Jordan Jackson (born January 30, 1998) is an American professional football defensive end for the Denver Broncos of the National Football League (NFL). He played college football for the Air Force Falcons and was selected by the New Orleans Saints in the sixth round of the 2022 NFL draft.

==College career==
Jackson was ranked as a twostar recruit by 247Sports.com coming out of high school.
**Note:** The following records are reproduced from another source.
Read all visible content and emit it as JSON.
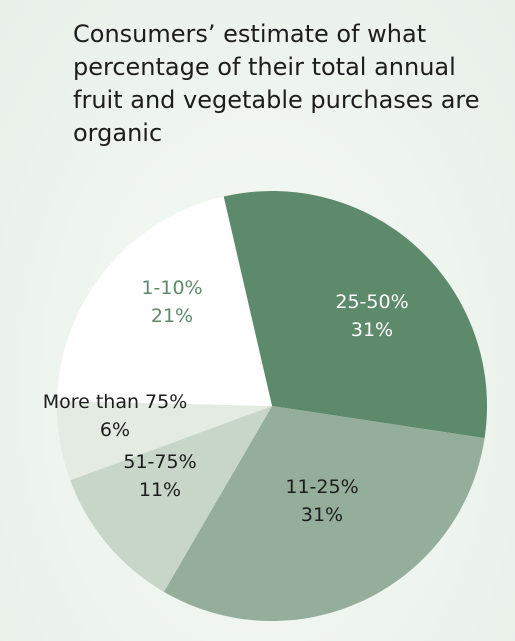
{
  "chart_data": {
    "type": "pie",
    "title": "Consumers’ estimate of what percentage of their total annual fruit and vegetable purchases are organic",
    "slices": [
      {
        "label": "25-50%",
        "value_label": "31%",
        "value": 31,
        "color": "#5e8a6c",
        "text_color": "#ffffff"
      },
      {
        "label": "11-25%",
        "value_label": "31%",
        "value": 31,
        "color": "#94ae9b",
        "text_color": "#1d1d1d"
      },
      {
        "label": "51-75%",
        "value_label": "11%",
        "value": 11,
        "color": "#c8d6ca",
        "text_color": "#1d1d1d"
      },
      {
        "label": "More than 75%",
        "value_label": "6%",
        "value": 6,
        "color": "#e3ebe3",
        "text_color": "#1d1d1d"
      },
      {
        "label": "1-10%",
        "value_label": "21%",
        "value": 21,
        "color": "#ffffff",
        "text_color": "#5e8a6c"
      }
    ]
  }
}
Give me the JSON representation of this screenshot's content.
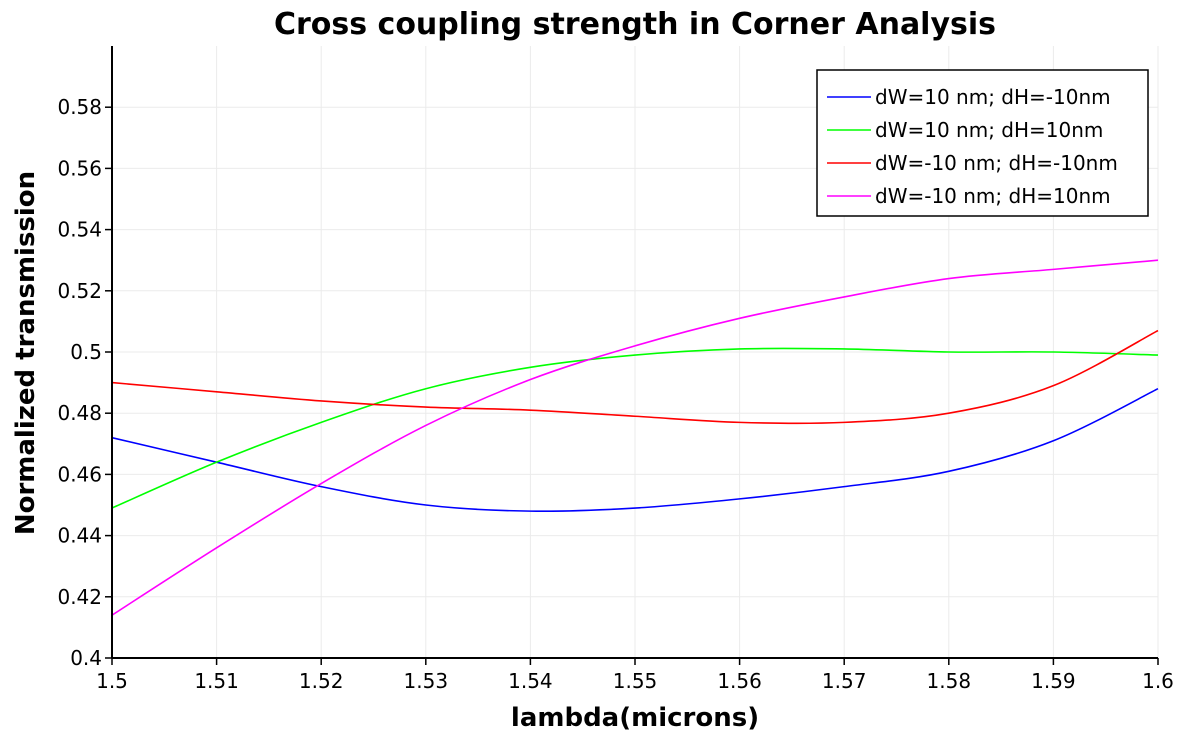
{
  "chart_data": {
    "type": "line",
    "title": "Cross coupling strength in Corner Analysis",
    "xlabel": "lambda(microns)",
    "ylabel": "Normalized transmission",
    "xlim": [
      1.5,
      1.6
    ],
    "ylim": [
      0.4,
      0.6
    ],
    "x_ticks": [
      "1.5",
      "1.51",
      "1.52",
      "1.53",
      "1.54",
      "1.55",
      "1.56",
      "1.57",
      "1.58",
      "1.59",
      "1.6"
    ],
    "y_ticks": [
      "0.4",
      "0.42",
      "0.44",
      "0.46",
      "0.48",
      "0.5",
      "0.52",
      "0.54",
      "0.56",
      "0.58"
    ],
    "grid": true,
    "legend_position": "top-right",
    "x": [
      1.5,
      1.51,
      1.52,
      1.53,
      1.54,
      1.55,
      1.56,
      1.57,
      1.58,
      1.59,
      1.6
    ],
    "series": [
      {
        "name": "dW=10 nm; dH=-10nm",
        "color": "#0000ff",
        "values": [
          0.472,
          0.464,
          0.456,
          0.45,
          0.448,
          0.449,
          0.452,
          0.456,
          0.461,
          0.471,
          0.488
        ]
      },
      {
        "name": "dW=10 nm; dH=10nm",
        "color": "#00ff00",
        "values": [
          0.449,
          0.464,
          0.477,
          0.488,
          0.495,
          0.499,
          0.501,
          0.501,
          0.5,
          0.5,
          0.499
        ]
      },
      {
        "name": "dW=-10 nm; dH=-10nm",
        "color": "#ff0000",
        "values": [
          0.49,
          0.487,
          0.484,
          0.482,
          0.481,
          0.479,
          0.477,
          0.477,
          0.48,
          0.489,
          0.507
        ]
      },
      {
        "name": "dW=-10 nm; dH=10nm",
        "color": "#ff00ff",
        "values": [
          0.414,
          0.436,
          0.457,
          0.476,
          0.491,
          0.502,
          0.511,
          0.518,
          0.524,
          0.527,
          0.53
        ]
      }
    ]
  }
}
He committed to Air Force and enrolled in the United States Air Force Academy before the 2017 season.

==Professional career==

Pre-draft measurables
| Height | Weight | Arm length | Hand span | Wingspan | 40-yard dash | 10-yard split | 20-yard split | 20-yard shuttle | Three-cone drill | Vertical jump | Broad jump | Bench press |
| 6 ft 4+1⁄2 in (1.94 m) | 294 lb (133 kg) | 33+3⁄4 in (0.86 m) | 9+3⁄8 in (0.24 m) | 6 ft 9+1⁄2 in (2.07 m) | 4.96 s | 1.76 s | 2.82 s | 4.40 s | 7.20 s | 30.5 in (0.77 m) | 9 ft 4 in (2.84 m) | 18 reps |
All values from NFL Combine/Pro Day

===New Orleans Saints===
Jackson was selected by the New Orleans Saints with the 194th pick in the sixth round of the 2022 NFL draft. He was waived on August 30, 2022 and signed to the practice squad the next day.

===Denver Broncos===
On January 10, 2023, Jackson signed a futures contract with the Denver Broncos. He was waived on August 29, 2023 and re-signed to the practice squad. He signed a reserve/future contract on January 8, 2024. In September of 2024, after Jackson made the initial 53-man roster entering the 2024 season, Broncos general manager George Paton noted that he had wanted to draft Jackson in 2022.

On March 4, 2025, the Broncos assigned his exclusive-rights free agent tender, keeping him under contract through the 2025 season.

On March 6, 2026, the Broncos once again assigned his ERFA tender.